Charrière on Saminadayar-Perrin, ed. (2012)


Saminadayar-Perrin, Corinne, ed. L’Invention littéraire de la Méditerranée dans la France du XIXe siècle. Paris: Éditions Geuthner, 2012. Pp. 258. ISBN: 978-2-7053-3856-5          

Étienne Charrière, University of Michigan, Ann Arbor

Less than a decade ago, the official endorsement by the French State of a (partially realized) “Union for the Mediterranean” invested scholarship on the gradual elaboration of the French idea of the Mediterranean with a new urgency. A companion to an earlier collective endeavor, L’Invention scientifique de la Méditerranée (1998), the present work extends to literary studies rather than politics, the scholarly conversations on the cultural construction of the Mediterranean taking place in the social sciences at large.

The introduction stresses that the Mediterranean as a geographical and cultural given has a long conceptual history originating in the nineteenth-century articulation of scientific practices, cultural representations, and ideological formations with direct or indirect geopolitical applications. The editor’s deft use of the notion of bricolage demonstrates how the Mediterranean, heterogeneous in its very formulation, is permanently subjected to various rearticulations and distortions imposed by the constant mutations of the French historical and political context.

Unsurprisingly, several of the individual contributions focus on travel writing and on nineteenth-century French Orientalist literature. In particular, the literary engagement of François-René de Chateaubriand with the Mediterranean is explored in two different articles. Jean-Marie Roulin underlines that the discovery of the Mediterranean space takes place relatively late in the trajectory of Brittany-born Chateaubriand and roughly coincides with his return to the Catholic Church. Although it serves as the backdrop of both fictional and autobiographical works, the Mediterranean remains, in its physical materiality, relatively absent from Chateaubriand’s work, yet functions as a liminal space able to highlight the contrasts between France and its Others in the period that immediately precedes the onset of French colonial expansion in North Africa. Focusing on the Itinéraire de Paris à Jérusalem, Alain Guyot also notices the very limited textual presence of the term “Méditerranée” in Chateaubriand’s account of his travels around the region.

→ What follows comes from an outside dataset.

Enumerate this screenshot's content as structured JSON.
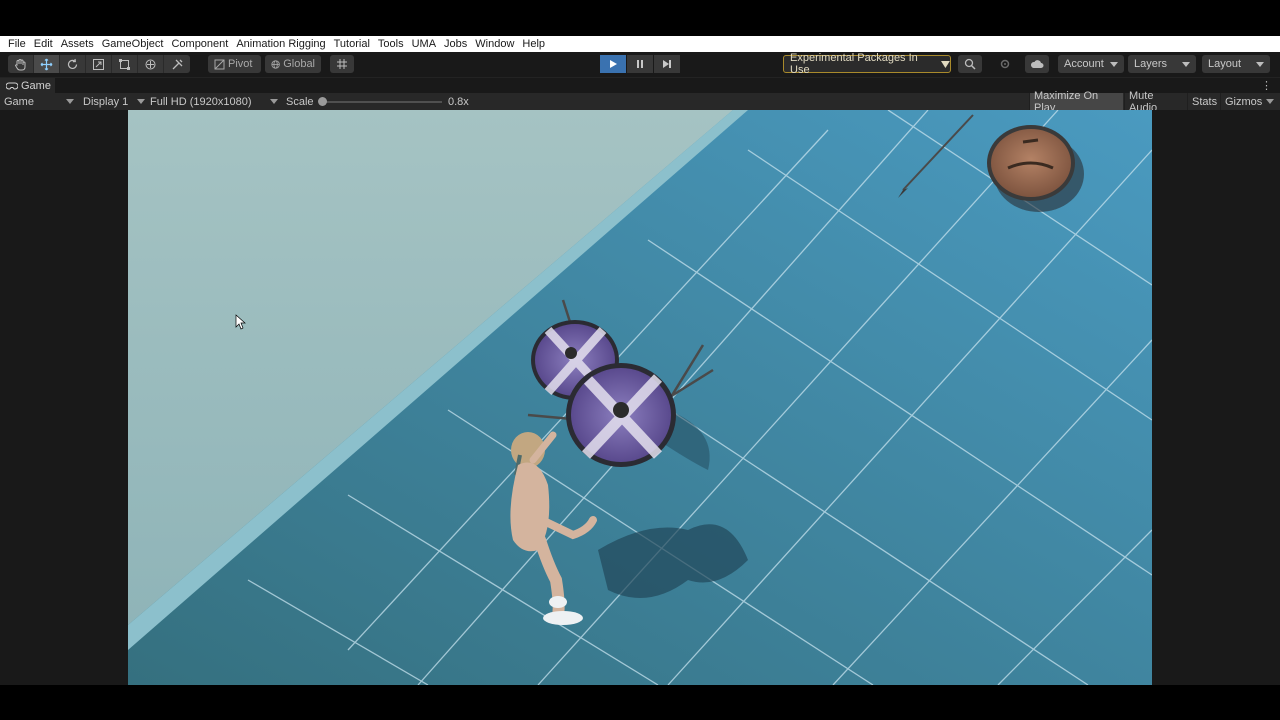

However, the constant emphasis on the palimpsestic nature of the Mediterranean space announces the progressive emergence of a more comprehensive, unified vision of the region achieved through literary representation.

While the mare nostrum is, overall, less present in Alphonse de Lamartine’s works than in Chateaubriand's, the former makes a more frequent use of the term “Méditerranée” in his travel writing. Studying the Voyage en Orient (1835), Sarga Moussa shows that, in Lamartine’s text, a poetic interest in the Mediterranean and its landscapes coexists with (and partially depends on) a political agenda sympathetic to France’s colonial ambitions.

The context of colonial expansion, in particular after 1830, evidently constitutes a particularly important aspect of the presence of the Mediterranean in French letters and nearly all the articles in the volume justly position their inquiry within that framework. In her own article on the work of Jules Michelet, editor Corinne Saminadayar-Perrin underlines that the historian’s depiction of the Mediterranean as a paradoxical space symbolizing both the realization of and the limit to universalist ideals seems to be a reflection of the new functions assumed by the region in the wake of the colonization of Algeria.

Perhaps because they focus on relatively lesser-known figures, two articles in the volume offer particularly engrossing case studies of the evolution of the Mediterranean idea in nineteenth-century French letters. Examining a short text published in 1832 and rediscovered in the late twentieth century, Michel Chevalier’s Système de la Méditerranée, Philippe Régnier sheds new light on the marked Saint-Simonian interest in the Mediterranean basin by emphasizing the specifically literary character of Chevalier’s utopia of a “connected” sea which conceptualizes the area in both esthetic and political terms, laying the ground for the later emergence of a form of “Mediterranean consciousness.” This belief in the specificity and the unity of a “Mediterranean genius” is at the core of the novels published at the turn of the century by Paul Adam and examined here by Sarah Al-Matary, who shows how this ideology echoes the geopolitical agenda of the Third Republic and envisions the Mediterranean as a space for the reformulation and rejuvenation of a discourse on the nation after the trauma of the Franco-Prussian War.

Far from being a mere addendum to the seminal 1998 similarly titled volume on the scientific invention of the Mediterranean, the present work constitutes, in its own right, a very noteworthy collection of articles. Intelligently organized around three well-defined axes of inquiry and carefully selected so that they function both individually and as parts of a coherent whole, all the articles shed new light on some fascinating aspects of France’s cultural engagement with the Mediterranean space during the crucial period of the nineteenth century.